17. In my view, these observations of the Supreme Court distinguish that case from the case which is before me. Can it be said that the notice served under Section 124(1) of the Customs Act, 1962 on the petitioners in Bombay was not an integral part of the cause of Action ? Under the Customs Act, 1962, no order confiscating any goods or imposing any penalty on any person shall be made unless a notice as contemplated under Section 124 is served on the owner of the goods or no such person who is made liable for the same. Mr. Rana drew my attention to the fact that all the notices and orders addressed to the petitioners were served at the address of the petitioners in Bombay. He, therefore, submitted that this being an integral part of the cause of action and the notices and orders having been received by them in Bombay, it could necessarily be said that this Court has jurisdiction to try and entertain this case.

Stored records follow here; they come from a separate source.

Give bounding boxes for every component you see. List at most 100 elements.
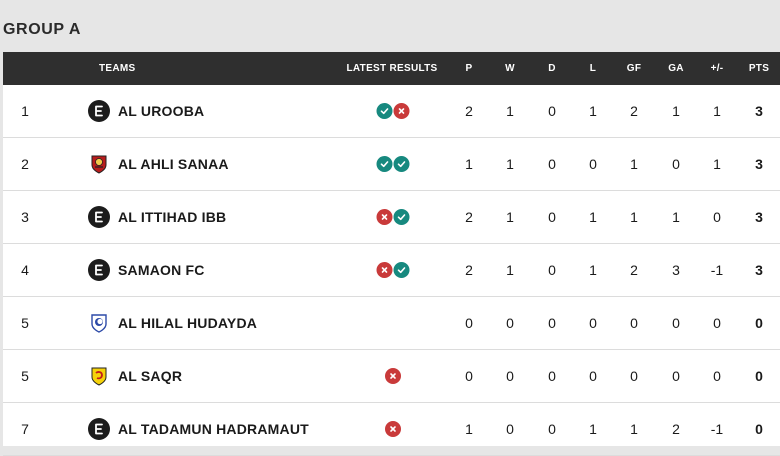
lost-cell: 1	[589, 103, 597, 119]
win-check-icon[interactable]	[393, 156, 410, 172]
loss-cross-icon[interactable]	[393, 103, 410, 119]
table-row[interactable]: 5 AL HILAL HUDAYDA 0 0 0 0 0 0 0 0	[3, 297, 780, 350]
won-cell: 1	[506, 103, 514, 119]
drawn-cell: 0	[548, 209, 556, 225]
table-row[interactable]: 2 AL AHLI SANAA 1 1 0 0 1 0 1 3	[3, 138, 780, 191]
header-points: PTS	[748, 63, 770, 74]
goals-against-cell: 0	[672, 315, 680, 331]
points-cell: 3	[755, 262, 763, 278]
won-cell: 0	[506, 368, 514, 384]
loss-cross-icon[interactable]	[385, 421, 401, 437]
lost-cell: 1	[589, 421, 597, 437]
team-badge-icon	[88, 418, 110, 440]
table-row[interactable]: 1 AL UROOBA 2 1 0 1 2 1 1 3	[3, 85, 780, 138]
played-cell: 2	[465, 262, 473, 278]
position-cell: 1	[21, 103, 29, 119]
goals-against-cell: 3	[672, 262, 680, 278]
goals-against-cell: 0	[672, 156, 680, 172]
header-lost: L	[589, 63, 597, 74]
position-cell: 4	[21, 262, 29, 278]
won-cell: 0	[506, 315, 514, 331]
latest-results	[376, 244, 410, 296]
drawn-cell: 0	[548, 421, 556, 437]
goal-difference-cell: 0	[713, 368, 721, 384]
goals-for-cell: 1	[630, 421, 638, 437]
win-check-icon[interactable]	[376, 156, 393, 172]
goal-difference-cell: 0	[713, 209, 721, 225]
goals-for-cell: 1	[630, 209, 638, 225]
loss-cross-icon[interactable]	[376, 262, 393, 278]
goals-for-cell: 1	[630, 156, 638, 172]
table-row[interactable]: 7 AL TADAMUN HADRAMAUT 1 0 0 1 1 2 -1 0	[3, 403, 780, 456]
win-check-icon[interactable]	[393, 262, 410, 278]
points-cell: 3	[755, 103, 763, 119]
played-cell: 0	[465, 368, 473, 384]
goals-for-cell: 2	[630, 262, 638, 278]
goal-difference-cell: -1	[710, 421, 724, 437]
goals-for-cell: 0	[630, 368, 638, 384]
played-cell: 0	[465, 315, 473, 331]
goals-against-cell: 0	[672, 368, 680, 384]
team-badge-icon	[88, 100, 110, 122]
position-cell: 5	[21, 368, 29, 384]
team-name[interactable]: AL AHLI SANAA	[118, 156, 229, 172]
team-badge-icon	[88, 153, 110, 175]
win-check-icon[interactable]	[393, 209, 410, 225]
drawn-cell: 0	[548, 368, 556, 384]
goals-for-cell: 2	[630, 103, 638, 119]
header-played: P	[465, 63, 473, 74]
drawn-cell: 0	[548, 315, 556, 331]
goal-difference-cell: 1	[713, 156, 721, 172]
team-badge-icon	[88, 365, 110, 387]
position-cell: 7	[21, 421, 29, 437]
loss-cross-icon[interactable]	[385, 368, 401, 384]
goals-for-cell: 0	[630, 315, 638, 331]
team-name[interactable]: AL TADAMUN HADRAMAUT	[118, 421, 309, 437]
table-header: TEAMS LATEST RESULTS P W D L GF GA +/- P…	[3, 52, 780, 85]
team-badge-icon	[88, 312, 110, 334]
table-row[interactable]: 3 AL ITTIHAD IBB 2 1 0 1 1 1 0 3	[3, 191, 780, 244]
won-cell: 1	[506, 209, 514, 225]
won-cell: 1	[506, 262, 514, 278]
team-name[interactable]: AL SAQR	[118, 368, 183, 384]
group-title: GROUP A	[3, 21, 81, 38]
header-won: W	[505, 63, 515, 74]
position-cell: 2	[21, 156, 29, 172]
lost-cell: 1	[589, 209, 597, 225]
goals-against-cell: 2	[672, 421, 680, 437]
team-badge-icon	[88, 259, 110, 281]
won-cell: 0	[506, 421, 514, 437]
table-row[interactable]: 4 SAMAON FC 2 1 0 1 2 3 -1 3	[3, 244, 780, 297]
standings-table: TEAMS LATEST RESULTS P W D L GF GA +/- P…	[3, 52, 780, 456]
position-cell: 5	[21, 315, 29, 331]
played-cell: 1	[465, 421, 473, 437]
latest-results	[376, 191, 410, 243]
header-teams: TEAMS	[99, 63, 136, 74]
table-row[interactable]: 5 AL SAQR 0 0 0 0 0 0 0 0	[3, 350, 780, 403]
drawn-cell: 0	[548, 262, 556, 278]
team-badge-icon	[88, 206, 110, 228]
points-cell: 3	[755, 209, 763, 225]
points-cell: 0	[755, 368, 763, 384]
played-cell: 2	[465, 103, 473, 119]
position-cell: 3	[21, 209, 29, 225]
team-name[interactable]: SAMAON FC	[118, 262, 205, 278]
team-name[interactable]: AL ITTIHAD IBB	[118, 209, 227, 225]
header-latest-results: LATEST RESULTS	[346, 63, 438, 74]
table-body: 1 AL UROOBA 2 1 0 1 2 1 1 3 2 AL AHLI SANAA 1 1 0 0 1 0 1 3…	[3, 85, 780, 456]
lost-cell: 0	[589, 368, 597, 384]
win-check-icon[interactable]	[376, 103, 393, 119]
won-cell: 1	[506, 156, 514, 172]
points-cell: 0	[755, 421, 763, 437]
played-cell: 2	[465, 209, 473, 225]
points-cell: 0	[755, 315, 763, 331]
lost-cell: 0	[589, 315, 597, 331]
latest-results	[376, 138, 410, 190]
header-drawn: D	[548, 63, 556, 74]
header-goal-difference: +/-	[710, 63, 724, 74]
latest-results	[385, 403, 401, 455]
drawn-cell: 0	[548, 156, 556, 172]
team-name[interactable]: AL UROOBA	[118, 103, 205, 119]
loss-cross-icon[interactable]	[376, 209, 393, 225]
team-name[interactable]: AL HILAL HUDAYDA	[118, 315, 258, 331]
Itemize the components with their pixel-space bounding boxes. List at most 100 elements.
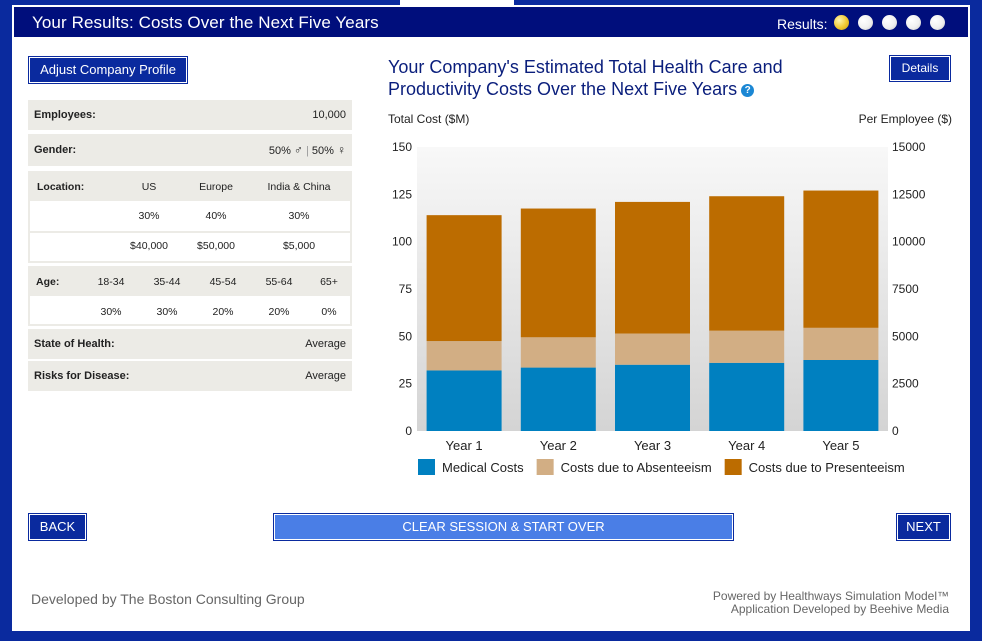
state-of-health-row: State of Health: Average (28, 329, 352, 359)
top-notch (400, 0, 514, 5)
y-tick-label-right: 0 (892, 424, 899, 438)
location-salary-us: $40,000 (130, 240, 168, 252)
gender-values: 50% ♂ | 50% ♀ (269, 143, 346, 157)
location-salary-europe: $50,000 (197, 240, 235, 252)
y-tick-label-left: 25 (399, 377, 413, 391)
y-tick-label-right: 10000 (892, 235, 926, 249)
results-step-indicator (834, 15, 945, 30)
gender-female-value: 50% (311, 145, 334, 157)
age-label: Age: (36, 276, 60, 288)
location-col-india-china: India & China (267, 181, 331, 193)
location-col-europe: Europe (199, 181, 233, 193)
chart-title-line2: Productivity Costs Over the Next Five Ye… (388, 79, 738, 99)
bar-segment-costs-due-to-absenteeism (615, 333, 690, 365)
y-tick-label-right: 12500 (892, 187, 926, 201)
age-col-35-44: 35-44 (153, 276, 181, 288)
location-header: Location: US Europe India & China (30, 173, 350, 201)
employees-label: Employees: (34, 109, 96, 121)
risks-for-disease-row: Risks for Disease: Average (28, 361, 352, 391)
bar-segment-costs-due-to-presenteeism (426, 215, 502, 342)
results-label: Results: (777, 16, 828, 32)
location-pct-us: 30% (138, 210, 160, 222)
left-axis-title: Total Cost ($M) (388, 112, 470, 126)
age-col-55-64: 55-64 (265, 276, 293, 288)
step-dot-1[interactable] (834, 15, 849, 30)
y-tick-label-right: 2500 (892, 377, 919, 391)
y-tick-label-left: 0 (405, 424, 412, 438)
x-tick-label: Year 4 (728, 438, 765, 453)
bar-segment-medical-costs (520, 367, 596, 431)
y-tick-label-right: 5000 (892, 329, 919, 343)
footer-powered-line2: Application Developed by Beehive Media (730, 602, 949, 616)
age-pct-18-34: 30% (100, 306, 122, 318)
risks-for-disease-label: Risks for Disease: (34, 370, 130, 382)
chart-title: Your Company's Estimated Total Health Ca… (388, 56, 858, 100)
footer-developer-credit: Developed by The Boston Consulting Group (31, 591, 305, 607)
right-axis-title: Per Employee ($) (858, 112, 952, 126)
chart-title-line2-wrap: Productivity Costs Over the Next Five Ye… (388, 78, 858, 100)
cost-bar-chart: 0 25 50 75 100 125 150 0 2500 5000 7500 10000 12500… (392, 140, 926, 475)
age-col-65-plus: 65+ (320, 276, 338, 288)
y-tick-label-left: 100 (392, 235, 412, 249)
next-button[interactable]: NEXT (896, 513, 951, 541)
location-divider (30, 231, 350, 233)
y-tick-label-right: 7500 (892, 282, 919, 296)
x-tick-label: Year 2 (540, 438, 577, 453)
bar-segment-costs-due-to-presenteeism (615, 201, 690, 334)
title-bar: Your Results: Costs Over the Next Five Y… (12, 5, 970, 39)
step-dot-5[interactable] (930, 15, 945, 30)
age-pct-35-44: 30% (156, 306, 178, 318)
state-of-health-label: State of Health: (34, 338, 115, 350)
footer-powered-line1: Powered by Healthways Simulation Model™ (712, 589, 949, 603)
legend-label: Costs due to Absenteeism (561, 460, 712, 475)
location-pct-india-china: 30% (288, 210, 310, 222)
legend-label: Costs due to Presenteeism (749, 460, 905, 475)
male-icon: ♂ (293, 143, 303, 157)
x-tick-label: Year 5 (822, 438, 859, 453)
bar-segment-costs-due-to-absenteeism (709, 330, 785, 363)
bar-segment-costs-due-to-absenteeism (803, 327, 879, 360)
location-col-us: US (141, 181, 157, 193)
risks-for-disease-value: Average (305, 370, 346, 382)
details-button[interactable]: Details (889, 55, 951, 82)
bar-segment-costs-due-to-presenteeism (803, 190, 879, 328)
back-button[interactable]: BACK (28, 513, 87, 541)
step-dot-4[interactable] (906, 15, 921, 30)
age-pct-55-64: 20% (268, 306, 290, 318)
age-pct-45-54: 20% (212, 306, 234, 318)
app-frame: Your Results: Costs Over the Next Five Y… (12, 5, 970, 631)
location-salary-india-china: $5,000 (282, 240, 316, 252)
gender-label: Gender: (34, 144, 77, 156)
step-dot-2[interactable] (858, 15, 873, 30)
location-pct-europe: 40% (205, 210, 227, 222)
y-tick-label-left: 50 (399, 329, 413, 343)
clear-session-button[interactable]: CLEAR SESSION & START OVER (273, 513, 734, 541)
female-icon: ♀ (337, 143, 346, 157)
gender-divider: | (305, 145, 309, 157)
employees-value: 10,000 (312, 109, 346, 121)
age-pct-65-plus: 0% (321, 306, 337, 318)
gender-row: Gender: 50% ♂ | 50% ♀ (28, 134, 352, 166)
age-header: Age: 18-34 35-44 45-54 55-64 65+ (30, 268, 350, 296)
bar-segment-medical-costs (426, 370, 502, 431)
state-of-health-value: Average (305, 338, 346, 350)
y-tick-label-left: 150 (392, 140, 412, 154)
bar-segment-costs-due-to-presenteeism (520, 208, 596, 338)
bar-segment-medical-costs (709, 362, 785, 431)
help-icon[interactable]: ? (741, 84, 755, 97)
age-col-18-34: 18-34 (97, 276, 125, 288)
bar-segment-medical-costs (803, 360, 879, 431)
page-title: Your Results: Costs Over the Next Five Y… (32, 13, 379, 32)
bar-segment-costs-due-to-absenteeism (426, 341, 502, 371)
x-tick-label: Year 3 (634, 438, 671, 453)
y-tick-label-left: 125 (392, 187, 412, 201)
age-table: Age: 18-34 35-44 45-54 55-64 65+ 30% 30%… (28, 266, 352, 326)
bar-segment-costs-due-to-absenteeism (520, 337, 596, 368)
legend-label: Medical Costs (442, 460, 524, 475)
legend-swatch (418, 459, 435, 475)
adjust-company-profile-button[interactable]: Adjust Company Profile (28, 56, 188, 84)
step-dot-3[interactable] (882, 15, 897, 30)
location-table: Location: US Europe India & China 30% 40… (28, 171, 352, 263)
footer-powered-by: Powered by Healthways Simulation Model™ … (713, 590, 949, 616)
legend-swatch (536, 459, 554, 475)
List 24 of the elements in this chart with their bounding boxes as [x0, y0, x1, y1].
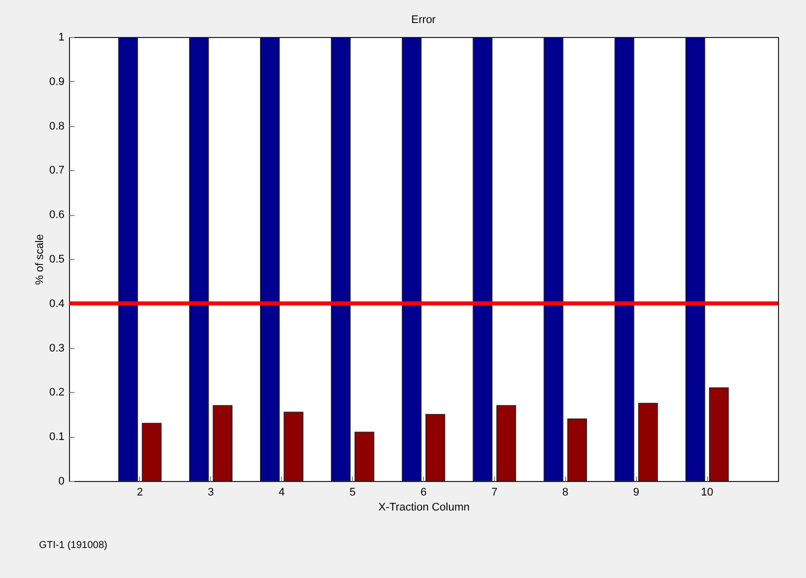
- y-tick-label: 0.9: [49, 76, 64, 88]
- x-tick-label: 4: [278, 486, 285, 498]
- y-tick-label: 0.6: [49, 209, 64, 222]
- y-axis-title: % of scale: [34, 234, 46, 285]
- y-tick-label: 0.4: [49, 298, 64, 310]
- x-tick-label: 3: [208, 486, 214, 498]
- y-tick-label: 0.3: [49, 342, 64, 354]
- y-tick-label: 1: [58, 32, 64, 44]
- y-tick-label: 0.2: [49, 386, 64, 399]
- x-tick-label: 6: [420, 486, 427, 498]
- x-tick-label: 10: [700, 486, 714, 498]
- x-tick-label: 5: [350, 486, 356, 498]
- y-tick-label: 0.8: [49, 120, 64, 132]
- y-tick-label: 0: [58, 476, 64, 488]
- y-tick-label: 0.1: [49, 431, 64, 444]
- x-tick-label: 2: [136, 486, 143, 498]
- x-tick-label: 7: [491, 486, 498, 498]
- y-tick-label: 0.7: [49, 164, 64, 177]
- y-tick-label: 0.5: [49, 254, 64, 266]
- x-tick-label: 9: [633, 486, 640, 498]
- text: GTI-1 (191008): [39, 540, 108, 551]
- x-tick-label: 8: [562, 486, 568, 498]
- x-axis-title: X-Traction Column: [378, 502, 470, 514]
- chart-title: Error: [411, 14, 436, 26]
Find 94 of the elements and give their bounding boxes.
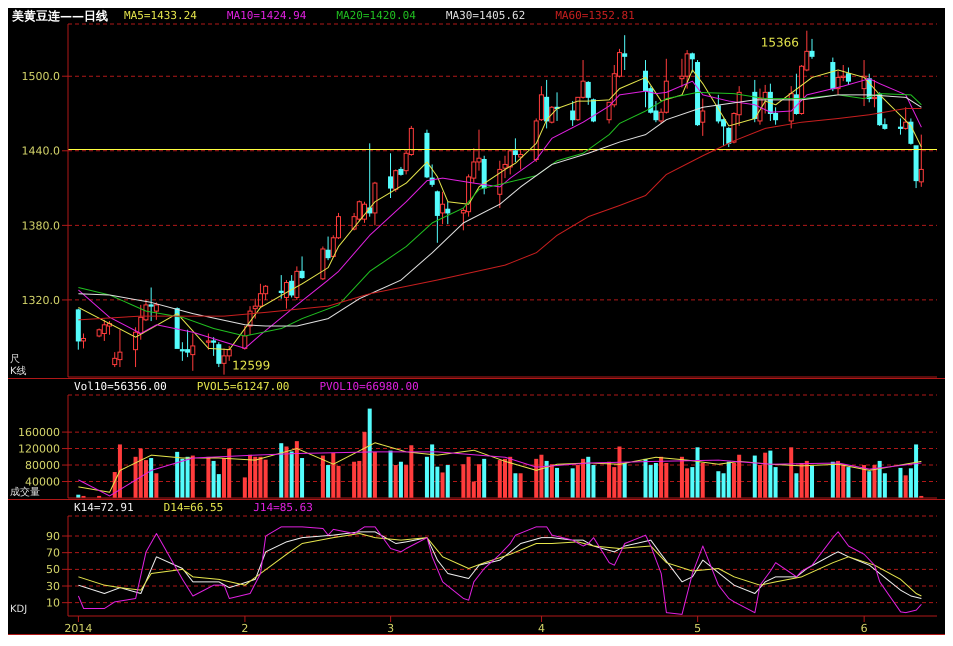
y-tick-label: 40000: [25, 475, 60, 488]
bar: [294, 441, 299, 498]
line-series: [78, 442, 922, 493]
bar: [284, 446, 288, 498]
bar: [440, 472, 445, 498]
candlestick: [544, 79, 550, 129]
y-tick-label: 10: [46, 596, 60, 610]
bar: [154, 473, 158, 498]
x-tick-label: 2: [241, 622, 248, 635]
bar: [206, 456, 210, 498]
bar: [544, 460, 549, 498]
candlestick: [190, 332, 196, 372]
candlestick: [622, 34, 628, 70]
candlestick: [497, 160, 502, 208]
candlestick: [81, 332, 86, 349]
candlestick: [918, 134, 924, 188]
bar: [904, 475, 908, 498]
y-tick-label: 1380.0: [22, 219, 60, 232]
x-tick-label: 2014: [64, 622, 92, 635]
candlestick: [872, 79, 877, 108]
bar: [867, 471, 872, 498]
bar: [518, 473, 523, 498]
bar: [898, 468, 902, 498]
text: MA60=1352.81: [555, 9, 635, 23]
x-tick-label: 6: [860, 622, 868, 635]
bar: [846, 467, 850, 498]
candlestick: [570, 100, 576, 126]
bar: [149, 458, 154, 498]
x-tick-label: 4: [538, 622, 546, 635]
bar: [622, 462, 627, 498]
bar: [279, 443, 284, 498]
bar: [398, 462, 403, 498]
text: MA30=1405.62: [446, 9, 526, 23]
bar: [190, 456, 195, 498]
line-series: [78, 451, 922, 496]
bar: [482, 458, 486, 498]
y-tick-label: 1320.0: [22, 294, 60, 307]
y-tick-label: 90: [46, 530, 60, 543]
candlestick: [388, 152, 394, 199]
y-tick-label: 120000: [18, 442, 60, 456]
bar: [388, 450, 393, 498]
bar: [394, 465, 398, 498]
candlestick: [862, 60, 867, 107]
bar: [550, 464, 554, 498]
text: KDJ: [10, 604, 28, 616]
bar: [300, 458, 304, 498]
y-tick-label: 70: [46, 546, 60, 560]
bar: [794, 473, 798, 498]
text: MA20=1420.04: [336, 9, 416, 23]
y-tick-label: 30: [46, 580, 60, 593]
bar: [570, 468, 575, 498]
text: 成交量: [10, 487, 40, 499]
bar: [700, 462, 705, 498]
candlestick: [440, 191, 446, 225]
bar: [320, 456, 325, 498]
bar: [872, 465, 876, 498]
text: 尺: [10, 354, 20, 366]
y-tick-label: 50: [46, 563, 60, 576]
bar: [810, 466, 814, 498]
text: MA5=1433.24: [124, 9, 197, 23]
x-tick-label: 3: [387, 622, 394, 635]
chart-subtitle: Vol10=56356.00: [74, 380, 167, 394]
bar: [76, 494, 80, 498]
line-series: [78, 526, 922, 615]
bar: [326, 465, 330, 498]
text: K线: [10, 366, 27, 378]
bar: [555, 468, 560, 498]
x-tick-label: 5: [694, 622, 702, 635]
text: PVOL5=61247.00: [196, 380, 290, 394]
bar: [368, 408, 372, 498]
text: D14=66.55: [164, 501, 224, 515]
annotation: 12599: [232, 358, 270, 373]
y-tick-label: 1500.0: [22, 70, 60, 84]
candlestick: [700, 98, 706, 136]
y-tick-label: 160000: [18, 426, 60, 439]
bar: [290, 451, 294, 498]
text: K14=72.91: [74, 501, 134, 515]
candlestick: [148, 287, 154, 322]
y-tick-label: 80000: [25, 458, 60, 472]
bar: [789, 447, 794, 498]
y-tick-label: 1440.0: [22, 144, 60, 158]
candlestick: [248, 306, 253, 336]
bar: [862, 465, 866, 498]
bar: [513, 473, 518, 498]
series-label: J14=85.63: [253, 501, 313, 515]
bar: [752, 456, 757, 498]
bar: [446, 465, 450, 498]
text: PVOL10=66980.00: [319, 380, 419, 394]
bar: [830, 462, 835, 498]
text: MA10=1424.94: [226, 9, 306, 23]
chart-title: 美黄豆连——日线: [12, 9, 108, 23]
bar: [372, 452, 377, 498]
annotation: 15366: [760, 36, 799, 50]
candlestick: [512, 138, 518, 162]
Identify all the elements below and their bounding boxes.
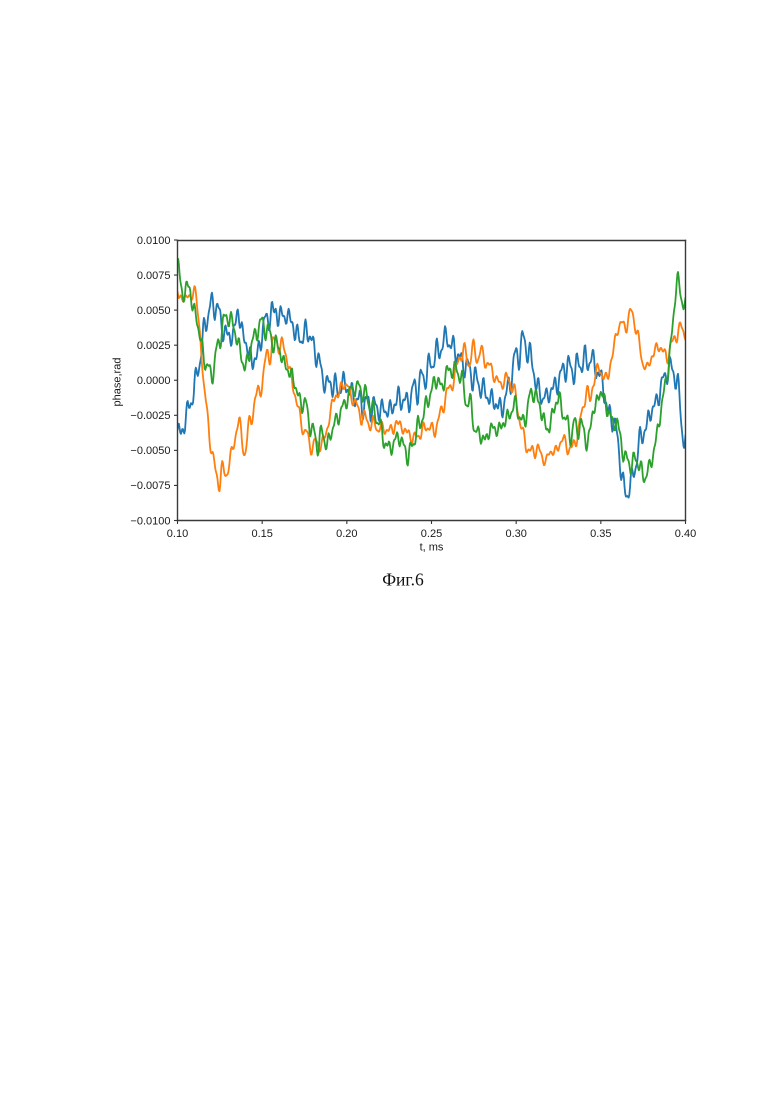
svg-text:0.0025: 0.0025: [137, 340, 171, 352]
svg-text:t, ms: t, ms: [420, 542, 444, 554]
svg-text:0.0000: 0.0000: [137, 375, 171, 387]
svg-text:0.0100: 0.0100: [137, 235, 171, 247]
svg-text:0.35: 0.35: [590, 528, 611, 540]
svg-text:0.20: 0.20: [336, 528, 357, 540]
svg-text:0.30: 0.30: [505, 528, 526, 540]
svg-text:0.40: 0.40: [675, 528, 696, 540]
svg-text:−0.0050: −0.0050: [130, 445, 170, 457]
svg-text:0.15: 0.15: [251, 528, 272, 540]
svg-text:−0.0075: −0.0075: [130, 480, 170, 492]
svg-text:−0.0025: −0.0025: [130, 410, 170, 422]
svg-text:0.25: 0.25: [421, 528, 442, 540]
svg-text:0.0075: 0.0075: [137, 270, 171, 282]
svg-text:Фиг.6: Фиг.6: [382, 570, 424, 590]
svg-text:0.0050: 0.0050: [137, 305, 171, 317]
svg-text:0.10: 0.10: [167, 528, 188, 540]
svg-text:−0.0100: −0.0100: [130, 515, 170, 527]
svg-text:phase,rad: phase,rad: [112, 358, 124, 407]
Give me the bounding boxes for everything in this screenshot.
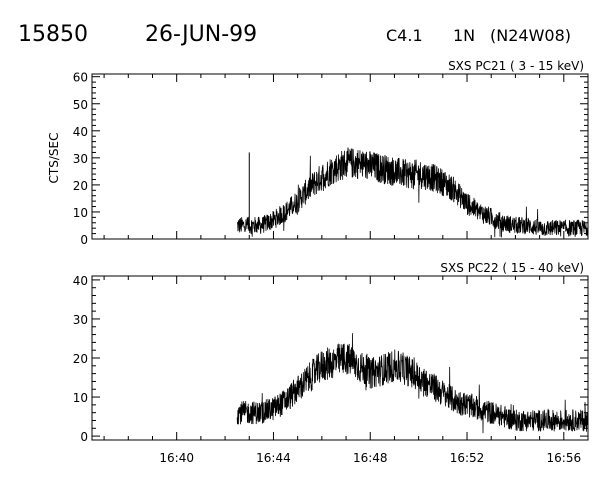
y-tick-label: 50	[73, 98, 88, 112]
y-tick-label: 20	[73, 179, 88, 193]
plot-frame-pc21	[91, 73, 589, 240]
y-ticks-pc21: 0 10 20 30 40 50 60	[73, 71, 588, 247]
flare-class: C4.1	[386, 26, 423, 45]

He also submitted that the petitioners were affected by the orders inasmuch as they paid the fine and penalty in Bombay.

18. In my view, having regard to these circumstances it can be said that a part of the cause of action has arisen within the jurisdiction of this Court and, therefore, I must hold that this Court has jurisdiction to try and entertain this case.

19. It is not necessary to refer to various other judgments cited across the bar.

20. I, therefore, pass the following order :

Rule is made absolute in terms of prayers (a) and (b).
Amounts to be refunded within a period of eight weeks from today.

21. However, in the circumstances of the case, there will be no order as to costs.